La cinquième conférence est entièrement consacrée à son roman inoubliable, Beloved, sous le titre « Raconter l’autre ». Elle revient longuement sur la manière dont elle a travaillé à partir de l’histoire vraie de Margaret Garner (du Kentucky à l’Ohio) et combien elle a laissé son imagination enrichir le fait. Elle conclut : « Aussi fascinante que soit la vie de la véritable Margaret Garner, c’est l’enfant assassinée qui constitue le cœur et le développement du roman. Imaginer cette enfant était pour moi l’âme de l’art, ainsi que son squelette.
Le roman fournit une vaste friche contrôlée, une occasion d’être et de devenir l’Autre. L’étranger. Avec compassion, lucidité et le risque de l’examen de conscience. Dans cette itération, pour moi qui suis l’auteur, la jeune Beloved, celle qui hante, est l’ultime Autre. Qui revendique, à jamais revendique un baiser ».

La sixième et dernière conférence, « La patrie de l’étranger », reprend une réflexion déjà entamée lorsque Toni Morrison fut l’invitée d’honneur du Musée du Louvre en novembre 2006. Elle commence par décrire les grands mouvements migratoires dans le monde aujourd’hui : « Une bonne partie de cet exode peut être décrite comme le voyage des colonisés vers le siège des colons (les esclaves, en quelque sorte, quittant la plantation pour se diriger vers le domicile du planteur), pendant qu’une plus grande partie représente la fuite de réfugiés de guerre et (dans une moindre mesure) la délocalisation et la transplantation des classes de gestionnaires et de diplomates aux avant-postes de la mondialisation».

On ne peut ne pas parler alors de frontières, d’espaces poreux ou sensibles « où le concept de patrie est perçu comme menacé par les étrangers ». C’est le résultat de la grande peur de la mondialisation assortie à une incapacité de nous reconnaître dans l’étranger. Cette fois, le roman qu’elle privilégie est celui du romancier guinéen, Camara Laye, Le Regard du roi (1950), pour « commenter le poison de l’extranéité ». Au passage aussi, elle effleure Au cœur des ténèbres de Joseph Conrad et L’Étranger de Camus, pour les romans occidentaux des années 1950 : « Dans un roman après l’autre, une nouvelle après l’autre, l’Afrique est en même temps innocente et corrompue, sauvage et pure, irrationnelle et sage ».

Dans Baroque sarabande, en 2018, Christiane Taubira citait Toni Morrison parmi les romanciers qui vous réveillent : « Toni Morrison ne vous laisse aucun répit ni sur la coloration du monde ni sur ses effets d’optique ni sur le vertige d’habiter la Terre tout en explorant chez soi avec un lyrisme incisif, oxymore d’un génie imaginatif et d’une puissance du verbe qui effarouchent le réel pour mieux déboiser des champs nouveaux de liberté ».

Toni Morrisson (DR)

Il est banal de dire que, lorsqu’une écrivaine de cette stature disparait, il nous reste ses livres.

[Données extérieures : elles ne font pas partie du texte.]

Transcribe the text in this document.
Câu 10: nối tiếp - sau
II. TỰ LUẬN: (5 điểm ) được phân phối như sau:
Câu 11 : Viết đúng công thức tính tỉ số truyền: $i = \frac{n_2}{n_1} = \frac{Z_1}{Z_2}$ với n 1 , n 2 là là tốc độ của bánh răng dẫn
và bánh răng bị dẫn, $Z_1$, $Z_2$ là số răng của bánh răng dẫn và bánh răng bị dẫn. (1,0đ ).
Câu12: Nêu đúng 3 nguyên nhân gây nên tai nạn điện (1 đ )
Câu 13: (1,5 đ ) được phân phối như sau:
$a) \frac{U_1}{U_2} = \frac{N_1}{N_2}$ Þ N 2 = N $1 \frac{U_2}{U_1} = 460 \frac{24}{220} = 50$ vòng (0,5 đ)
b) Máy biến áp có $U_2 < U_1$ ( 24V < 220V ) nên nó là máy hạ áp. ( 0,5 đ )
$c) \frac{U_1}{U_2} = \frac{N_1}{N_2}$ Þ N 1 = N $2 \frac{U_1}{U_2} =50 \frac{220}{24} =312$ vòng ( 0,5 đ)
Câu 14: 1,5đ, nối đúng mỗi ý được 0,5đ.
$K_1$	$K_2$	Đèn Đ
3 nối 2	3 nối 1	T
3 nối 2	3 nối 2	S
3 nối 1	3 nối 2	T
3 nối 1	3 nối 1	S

Et pourtant… Chaque fois que l’on cherche une voie, une réponse, un de ses livres peut nous éclairer. Car, écrit-elle : « Lire et écrire, cela veut dire être conscient des notions de risque et de sécurité propres à un écrivain, de son accession sereine au sens et à une certaine capacité de réponse, ou de son combat fiévreux pour y parvenir ».